Daher müssen bisherige Maßnahmen im Bereich der Prävention bzw. der Gesundheitsförderung ausgeweitet und auf eine breitere Basis gestellt werden. Prävention kann nicht auf die Vermeidung von Berufskrankheiten und Arbeitsunfällen reduziert werden. Gerade im Hinblick auf die angestrebte Senkung der Zahl der Berufs- und Invaliditätspensionen, hat die Vorbeugung arbeitsbedingter Erkrankungen besondere Relevanz. Im Unterschied zu Berufskrankheiten, die im ASVG genau definiert und aufgelistet sind, werden arbeitsbedingte Erkrankungen durch mehrere zusammenwirkende Faktoren ausgelöst. 

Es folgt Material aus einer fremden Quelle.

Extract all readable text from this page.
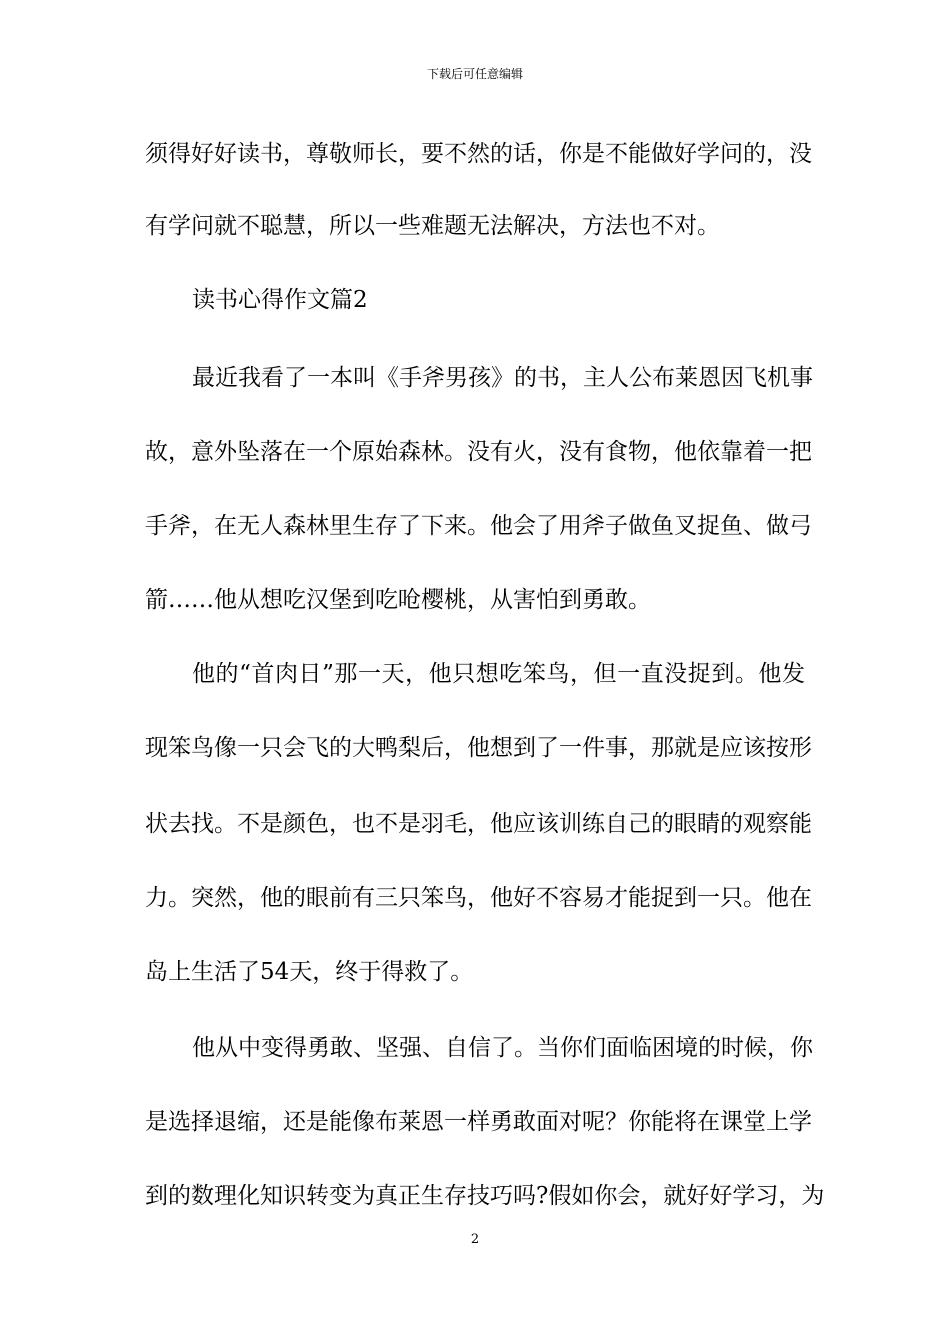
下载后可任意编辑
须得好好读书，尊敬师长，要不然的话，你是不能做好学问的，没
有学问就不聪慧，所以一些难题无法解决，方法也不对。
读书心得作文篇2
最近我看了一本叫《手斧男孩》的书，主人公布莱恩因飞机事
故，意外坠落在一个原始森林。没有火，没有食物，他依靠着一把
手斧，在无人森林里生存了下来。他会了用斧子做鱼叉捉鱼、做弓
箭……他从想吃汉堡到吃呛樱桃，从害怕到勇敢。
他的“首肉日”那一天，他只想吃笨鸟，但一直没捉到。他发
现笨鸟像一只会飞的大鸭梨后，他想到了一件事，那就是应该按形
状去找。不是颜色，也不是羽毛，他应该训练自己的眼睛的观察能
力。突然，他的眼前有三只笨鸟，他好不容易才能捉到一只。他在
岛上生活了54天，终于得救了。
他从中变得勇敢、坚强、自信了。当你们面临困境的时候，你
是选择退缩，还是能像布莱恩一样勇敢面对呢？你能将在课堂上学
到的数理化知识转变为真正生存技巧吗?假如你会，就好好学习，为
2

Das können z. B. Umgebungseinflüsse wie etwa Lärm oder Staub sein, oder auch unpassende psychische und physische Anforderungen einer Tätigkeit, etwa starker Zeitdruck oder unzureichende Arbeitsmittel. Die in Folge entstehenden Gesundheitsbeeinträchtigungen können oft zu chronischen Erkrankungen führen. Sehr häufig betreffen sie das Herz-Kreislauf-System, den Stütz- und Bewegungsapparat sowie den Verdauungstrakt. Aber auch Störungen des Allgemeinbefindens sind unter dem Aspekt einer arbeitsbedingten Erkrankung zu sehen, da sie als Frühsymptom einer erst später an den Tag tretenden Erkrankung wahrgenommen werden sollten. Indem psychische Erkrankungen zu einer der Hauptursachen für krankheitsbedingte Pensionierungen geworden sind, widerspiegelt sich die Bedeutsamkeit arbeitsbedingter Erkrankungen und gleichzeitig ihr Stellenwert hinsichtlich erforderlicher Präventionsmaßnahmen. Verschiedene internationale Studien sprechen von einem Anteil von 30 bis 50 Prozent, den arbeitsbedingte Erkrankungen am gesamten Krankheitsgeschehen ausmachen. Sie verursachen logischerweise auch entsprechende volkswirtschaftliche und betriebswirtschaftliche Kosten. So werden nach Schätzungen rund 1,6 Prozent des BIP für Kosten infolge arbeitsbedingter Erkrankungen ausgegeben.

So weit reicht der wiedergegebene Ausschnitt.